Art as a saving grace
When Batrek found out his mother had ALS, he didn’t know how to react, but while working on his portfolio, he realized that putting his observations down on paper helped him make sense of everything around him.
“I don’t know how I would have handled my mother’s diagnosis if I didn’t have art,” says Batrek.
It also helped release emotional tension and anxiety, he says.
“When I’m making art, I can get to kind of suspend all of those things and focus on the moment of the act of creating artwork,” says Batrek. “That’s how I started to consider artwork as a form of catharsis with a purging quality to it.”
|Backstage at Carnegie Hall, Yassa meets three-time Academy Award-winning actress Meryl Streep before the national ceremony begins. Streep supported young artists and writers that night with a special address.
Virginia McEnerney, the executive director of the Alliance for Young Artists & Writers, was honored to present the Portfolio Gold Award to Batrek.
“We admire the artist so much for bravely exploring such emotional and difficult issues, and for creating something so poignant and beautiful,” says McEnerney. “We’re truly humbled in the face of this evidence of art's power to heal, to represent and to help process information."
“This is truly the essence of these awards: to encourage young people to explore and create, to look inside themselves and communicate their reality.” As recipient of the Portfolio Gold Award, Batrek received a $10,000 scholarship for his education. His work is being showcased in noted New York City galleries, and he has the honor of joining a 90-year legacy of celebrated Scholastic Art & Writing award winners, such as Andy Warhol, Richard Avedon and Sylvia Plathe.

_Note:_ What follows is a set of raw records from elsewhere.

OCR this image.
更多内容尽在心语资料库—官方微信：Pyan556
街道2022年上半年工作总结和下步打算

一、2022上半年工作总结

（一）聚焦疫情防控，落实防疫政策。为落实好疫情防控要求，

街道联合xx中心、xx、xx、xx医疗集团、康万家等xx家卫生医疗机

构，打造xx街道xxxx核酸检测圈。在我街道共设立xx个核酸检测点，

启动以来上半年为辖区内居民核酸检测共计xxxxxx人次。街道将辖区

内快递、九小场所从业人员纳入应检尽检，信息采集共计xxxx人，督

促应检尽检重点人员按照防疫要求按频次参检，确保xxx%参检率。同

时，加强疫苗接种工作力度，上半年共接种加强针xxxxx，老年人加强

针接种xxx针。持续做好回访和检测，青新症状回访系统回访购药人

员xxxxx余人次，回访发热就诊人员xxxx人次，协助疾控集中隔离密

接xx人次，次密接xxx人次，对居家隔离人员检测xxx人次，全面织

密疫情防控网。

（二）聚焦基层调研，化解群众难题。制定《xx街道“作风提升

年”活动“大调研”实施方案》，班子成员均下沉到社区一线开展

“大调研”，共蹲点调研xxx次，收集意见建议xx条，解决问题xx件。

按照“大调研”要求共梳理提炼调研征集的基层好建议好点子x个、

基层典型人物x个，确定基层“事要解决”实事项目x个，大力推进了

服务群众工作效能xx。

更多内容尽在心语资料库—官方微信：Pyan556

Sawsan, a proud mother, says she is honored to have contributed to the portfolio that won her son such a prestigious award.
The Unwavering Daughter,” was created with acrylic paint on a wood panel, It is one of the eight winning pieces in Batrek Yassa’s winning portfolio. In this piece, his mother, Sawsan Yassa, is lying on a fading hardwood floor and has her head on the knee of her 21-year-old daughter, Ereini Yassa. Their hands join near the center of Sawsan’s chest.
By drawing the viewer’s focus to his mother’s and sister’s hands meeting, Batrek’s piece communicates the idea of touch, a vital component of motherhood. The transparency of his mother, made possible by a type of tracing paper called vellum, indicates that she is still a mother, even though she can’t do everything mothers usually do.
In creating “The Unwavering Daughter,” Batrek also captures an intimacy between his mother and sister, whose relationship had been rocky in the past and is now closer.